HELD: YES. Court set aside NLRC ruling and reinstated GENILO ORDER with modification that personal liability for
the backwages of the 22 strikers be limited to Ruben Hernandez (President of RANSOM in 1974), jointly and severally
with other Presidents of RANSOM from 1972 up to the time corporate life was terminated.
- If the employer is a corporation, Article 212 (c) of the Labor Code provides: 'Employer includes any person acting in
the interest of an employer directly or indirectly. The term shall not include any labor organization or any of its
officers or agents except when acting as employer.
- Since RANSOM is an artificial person, it must have an officer who can be presumed to be the employer, being the
"person acting in the interest of employer". The responsible officer of an employer corporation can be held
personally, not to say even criminally, liable for non-payment of back wages, which is provided in the Minimum
Wage Law, Section 15(b): If any violation of this Act is committed by a corporation, trust, partnership or
association, the manager or in his default, the person acting as such when the violation took place, shall be
responsible.
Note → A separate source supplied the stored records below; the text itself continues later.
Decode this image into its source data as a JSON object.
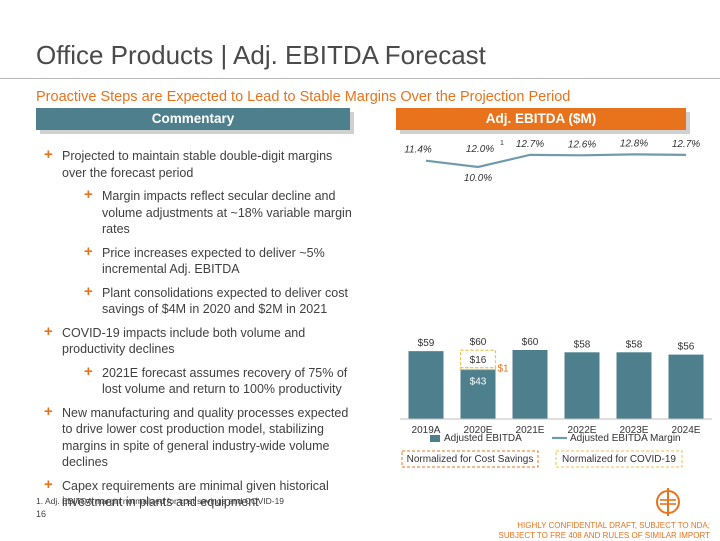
{
  "title": "Office Products | Adj. EBITDA Forecast",
  "subtitle": "Proactive Steps are Expected to Lead to Stable Margins Over the Projection Period",
  "commentary": {
    "header": "Commentary",
    "bullets": [
      {
        "level": 1,
        "text": "Projected to maintain stable double-digit margins over the forecast period"
      },
      {
        "level": 2,
        "text": "Margin impacts reflect secular decline and volume adjustments at ~18% variable margin rates"
      },
      {
        "level": 2,
        "text": "Price increases expected to deliver ~5% incremental Adj. EBITDA"
      },
      {
        "level": 2,
        "text": "Plant consolidations expected to deliver cost savings of $4M in 2020 and $2M in 2021"
      },
      {
        "level": 1,
        "text": "COVID-19 impacts include both volume and productivity declines"
      },
      {
        "level": 2,
        "text": "2021E forecast assumes recovery of 75% of lost volume and return to 100% productivity"
      },
      {
        "level": 1,
        "text": "New manufacturing and quality processes expected to drive lower cost production model, stabilizing margins in spite of general industry-wide volume declines"
      },
      {
        "level": 1,
        "text": "Capex requirements are minimal given historical investment in plants and equipment"
      }
    ]
  },
  "chart_data": {
    "type": "bar",
    "title": "Adj. EBITDA ($M)",
    "categories": [
      "2019A",
      "2020E",
      "2021E",
      "2022E",
      "2023E",
      "2024E"
    ],
    "series": [
      {
        "name": "Adjusted EBITDA",
        "values": [
          59,
          43,
          60,
          58,
          58,
          56
        ],
        "labels": [
          "$59",
          "$43",
          "$60",
          "$58",
          "$58",
          "$56"
        ]
      },
      {
        "name": "Normalized for Cost Savings",
        "values": [
          null,
          1,
          null,
          null,
          null,
          null
        ],
        "labels": [
          "",
          "$1",
          "",
          "",
          "",
          ""
        ]
      },
      {
        "name": "Normalized for COVID-19",
        "values": [
          null,
          16,
          null,
          null,
          null,
          null
        ],
        "labels": [
          "",
          "$16",
          "",
          "",
          "",
          ""
        ]
      },
      {
        "name": "Adjusted EBITDA Margin",
        "values": [
          11.4,
          10.0,
          12.7,
          12.6,
          12.8,
          12.7
        ],
        "labels": [
          "11.4%",
          "10.0%",
          "12.7%",
          "12.6%",
          "12.8%",
          "12.7%"
        ]
      }
    ],
    "normalized_total_2020": {
      "value": 60,
      "label": "$60"
    },
    "normalized_margin_2020": {
      "value": 12.0,
      "label": "12.0%",
      "footnote_marker": "1"
    },
    "legend": [
      "Adjusted EBITDA",
      "Adjusted EBITDA Margin",
      "Normalized for Cost Savings",
      "Normalized for COVID-19"
    ],
    "ylim": [
      0,
      70
    ]
  },
  "footnote": "1.     Adj. EBITDA margin normalized for cost savings and COVID-19",
  "page_number": "16",
  "confidential_line1": "HIGHLY CONFIDENTIAL DRAFT, SUBJECT TO NDA;",
  "confidential_line2": "SUBJECT TO FRE 408 AND RULES OF SIMILAR IMPORT",
  "colors": {
    "teal": "#4d7f8c",
    "orange": "#e8731c",
    "line": "#6f9cab",
    "dash": "#f2c14e"
  }
}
In the case of a government corporation, the managing head shall be made responsible, except when
shown that the violation was due to an act or commission of some other person, over whom he has no control, in
which case the latter shall be held responsible.
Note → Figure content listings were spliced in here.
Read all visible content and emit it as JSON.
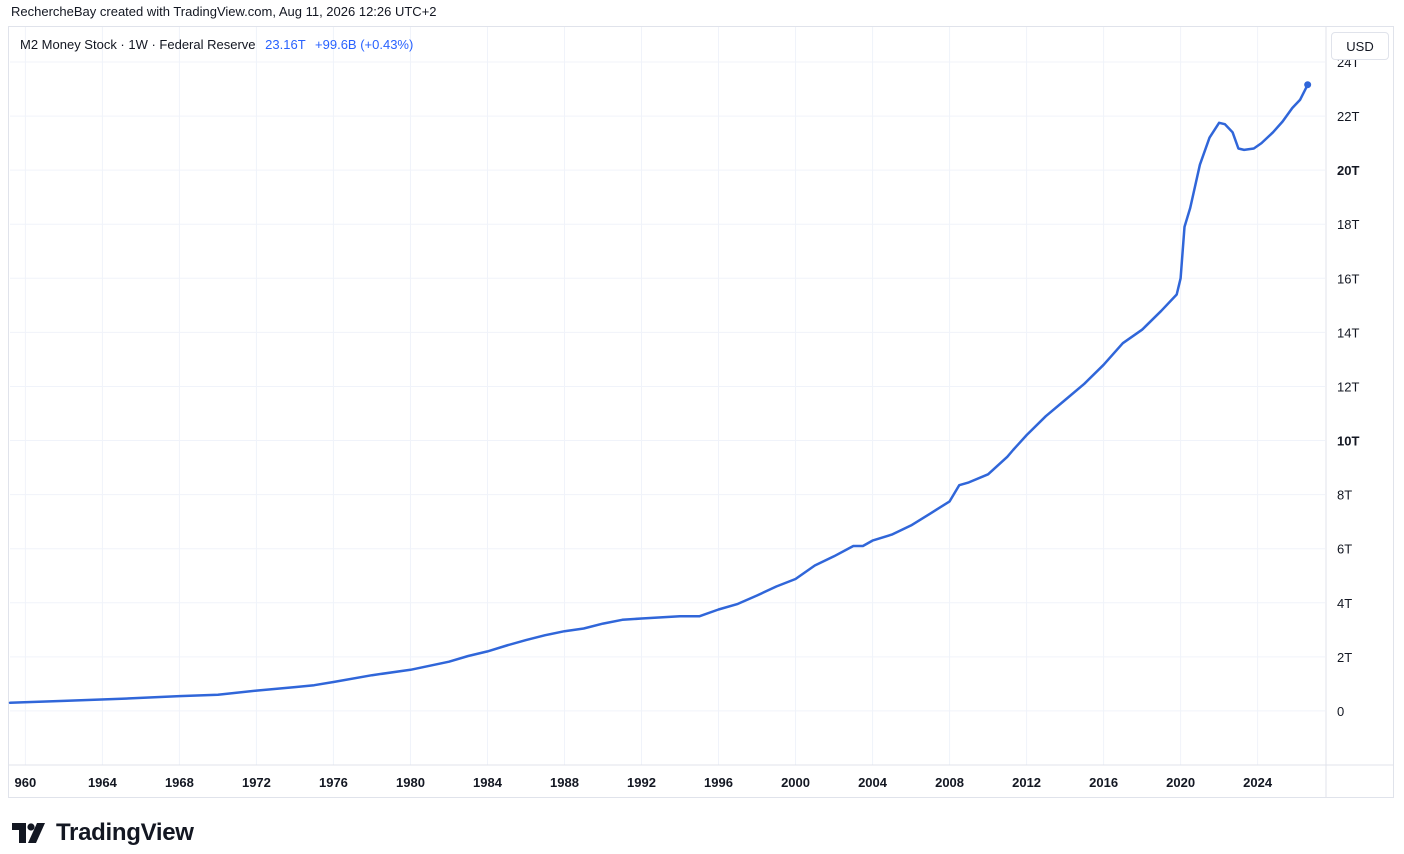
{
  "caption": "RechercheBay created with TradingView.com, Aug 11, 2026 12:26 UTC+2",
  "legend": {
    "symbol": "M2 Money Stock · 1W · Federal Reserve",
    "last_value": "23.16T",
    "change": "+99.6B (+0.43%)"
  },
  "currency_button": "USD",
  "brand": {
    "name": "TradingView",
    "icon": "tradingview-logo-icon"
  },
  "colors": {
    "line": "#3066d9",
    "grid": "#f0f3fa",
    "text": "#131722",
    "accent": "#2962ff"
  },
  "chart_data": {
    "type": "line",
    "title": "M2 Money Stock · 1W · Federal Reserve",
    "xlabel": "",
    "ylabel": "",
    "x_ticks": [
      "960",
      "1964",
      "1968",
      "1972",
      "1976",
      "1980",
      "1984",
      "1988",
      "1992",
      "1996",
      "2000",
      "2004",
      "2008",
      "2012",
      "2016",
      "2020",
      "2024"
    ],
    "y_ticks": [
      "24T",
      "22T",
      "20T",
      "18T",
      "16T",
      "14T",
      "12T",
      "10T",
      "8T",
      "6T",
      "4T",
      "2T",
      "0"
    ],
    "y_bold_ticks": [
      "20T",
      "10T"
    ],
    "xlim": [
      1959.2,
      2027.5
    ],
    "ylim": [
      -2.0,
      24.0
    ],
    "grid": true,
    "legend_position": "top-left",
    "series": [
      {
        "unit": "USD trillions",
        "x": [
          1959.2,
          1962,
          1965,
          1968,
          1970,
          1972,
          1974,
          1975,
          1976,
          1978,
          1980,
          1982,
          1983,
          1984,
          1985,
          1986,
          1987,
          1988,
          1989,
          1990,
          1991,
          1992,
          1993,
          1994,
          1995,
          1996,
          1997,
          1998,
          1999,
          2000,
          2001,
          2002,
          2003,
          2003.5,
          2004,
          2005,
          2006,
          2007,
          2008,
          2008.5,
          2009,
          2010,
          2011,
          2011.3,
          2012,
          2013,
          2014,
          2015,
          2016,
          2017,
          2018,
          2019,
          2019.8,
          2020.0,
          2020.2,
          2020.5,
          2021,
          2021.5,
          2022.0,
          2022.3,
          2022.7,
          2023.0,
          2023.3,
          2023.8,
          2024.2,
          2024.8,
          2025.3,
          2025.8,
          2026.2,
          2026.6
        ],
        "y": [
          0.3,
          0.37,
          0.45,
          0.55,
          0.6,
          0.75,
          0.88,
          0.95,
          1.07,
          1.32,
          1.52,
          1.82,
          2.03,
          2.2,
          2.42,
          2.62,
          2.8,
          2.95,
          3.05,
          3.23,
          3.37,
          3.42,
          3.46,
          3.5,
          3.5,
          3.75,
          3.96,
          4.27,
          4.6,
          4.88,
          5.38,
          5.72,
          6.1,
          6.1,
          6.3,
          6.52,
          6.86,
          7.3,
          7.75,
          8.35,
          8.45,
          8.75,
          9.4,
          9.65,
          10.2,
          10.9,
          11.5,
          12.1,
          12.8,
          13.6,
          14.1,
          14.8,
          15.4,
          16.0,
          17.9,
          18.6,
          20.2,
          21.2,
          21.75,
          21.7,
          21.4,
          20.8,
          20.75,
          20.8,
          21.0,
          21.4,
          21.8,
          22.3,
          22.6,
          23.16
        ]
      }
    ]
  }
}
- In PD 525, where a corporation fails to pay the emergency allowance therein provided, the prescribed penalty "shall
be imposed upon the guilty officer or officers" of the corporation.
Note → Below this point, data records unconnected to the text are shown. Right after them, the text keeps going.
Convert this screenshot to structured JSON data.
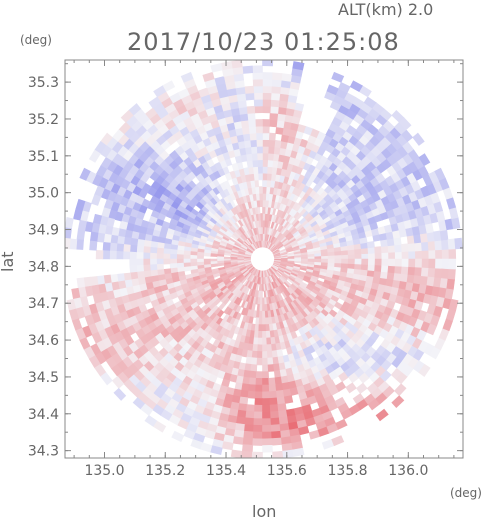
{
  "chart_data": {
    "type": "heatmap",
    "title": "2017/10/23 01:25:08",
    "subtitle": "ALT(km) 2.0",
    "xlabel": "lon",
    "ylabel": "lat",
    "xunit": "(deg)",
    "yunit": "(deg)",
    "xlim": [
      134.87,
      136.18
    ],
    "ylim": [
      34.28,
      35.36
    ],
    "xticks": [
      135.0,
      135.2,
      135.4,
      135.6,
      135.8,
      136.0
    ],
    "yticks": [
      34.3,
      34.4,
      34.5,
      34.6,
      34.7,
      34.8,
      34.9,
      35.0,
      35.1,
      35.2,
      35.3
    ],
    "xtick_labels": [
      "135.0",
      "135.2",
      "135.4",
      "135.6",
      "135.8",
      "136.0"
    ],
    "ytick_labels": [
      "34.3",
      "34.4",
      "34.5",
      "34.6",
      "34.7",
      "34.8",
      "34.9",
      "35.0",
      "35.1",
      "35.2",
      "35.3"
    ],
    "radar_center": [
      135.52,
      34.82
    ],
    "colors": {
      "negative": "#6f72e8",
      "positive": "#e8646c",
      "neutral": "#f4f4f8",
      "axis": "#888888"
    },
    "regions": [
      {
        "lon_min": 134.87,
        "lon_max": 135.15,
        "lat_min": 34.82,
        "lat_max": 35.0,
        "value": -0.35
      },
      {
        "lon_min": 135.15,
        "lon_max": 135.35,
        "lat_min": 34.95,
        "lat_max": 35.1,
        "value": -0.65
      },
      {
        "lon_min": 135.2,
        "lon_max": 135.4,
        "lat_min": 35.08,
        "lat_max": 35.2,
        "value": 0.25
      },
      {
        "lon_min": 135.4,
        "lon_max": 135.52,
        "lat_min": 35.08,
        "lat_max": 35.22,
        "value": -0.45
      },
      {
        "lon_min": 135.52,
        "lon_max": 135.65,
        "lat_min": 35.15,
        "lat_max": 35.24,
        "value": 0.75
      },
      {
        "lon_min": 135.6,
        "lon_max": 135.78,
        "lat_min": 35.2,
        "lat_max": 35.36,
        "value": -0.5
      },
      {
        "lon_min": 135.45,
        "lon_max": 135.62,
        "lat_min": 34.88,
        "lat_max": 35.05,
        "value": 0.45
      },
      {
        "lon_min": 135.62,
        "lon_max": 136.15,
        "lat_min": 34.86,
        "lat_max": 35.05,
        "value": -0.3
      },
      {
        "lon_min": 135.8,
        "lon_max": 136.05,
        "lat_min": 35.0,
        "lat_max": 35.18,
        "value": -0.25
      },
      {
        "lon_min": 134.87,
        "lon_max": 135.4,
        "lat_min": 34.5,
        "lat_max": 34.8,
        "value": 0.35
      },
      {
        "lon_min": 135.4,
        "lon_max": 135.75,
        "lat_min": 34.62,
        "lat_max": 34.8,
        "value": 0.4
      },
      {
        "lon_min": 135.75,
        "lon_max": 136.18,
        "lat_min": 34.66,
        "lat_max": 34.8,
        "value": 0.45
      },
      {
        "lon_min": 135.65,
        "lon_max": 135.95,
        "lat_min": 34.48,
        "lat_max": 34.62,
        "value": -0.4
      },
      {
        "lon_min": 135.4,
        "lon_max": 135.7,
        "lat_min": 34.38,
        "lat_max": 34.46,
        "value": 0.85
      },
      {
        "lon_min": 135.05,
        "lon_max": 135.4,
        "lat_min": 34.3,
        "lat_max": 34.5,
        "value": -0.2
      },
      {
        "lon_min": 135.78,
        "lon_max": 135.92,
        "lat_min": 34.4,
        "lat_max": 34.46,
        "value": 0.8
      }
    ]
  }
}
- The record does not clearly Identify "the officer or officers" of RANSOM directly responsible for failure to pay the back
wages of the 22 strikers. In the absence of definite proof in that regard, we believe it should be presumed that the
responsible officer is the President of the corporation who can be deemed the chief operation officer thereof. Thus, in
RA 602, criminal responsibility is with the "Manager" or in his default, the person acting as such. In RANSOM, the
President appears to be the Manager.
- Since non-payment of the back wages of the 22 strikers has been a continuing situation, personal liability of the
RANSOM President, at the time the back wages were ordered should also be a continuing joint and several personal
liabilities of all who may have thereafter succeeded to the office of president. Otherwise, the 22 strikers may be deprived
of their rights by the election of a president without leviable assets.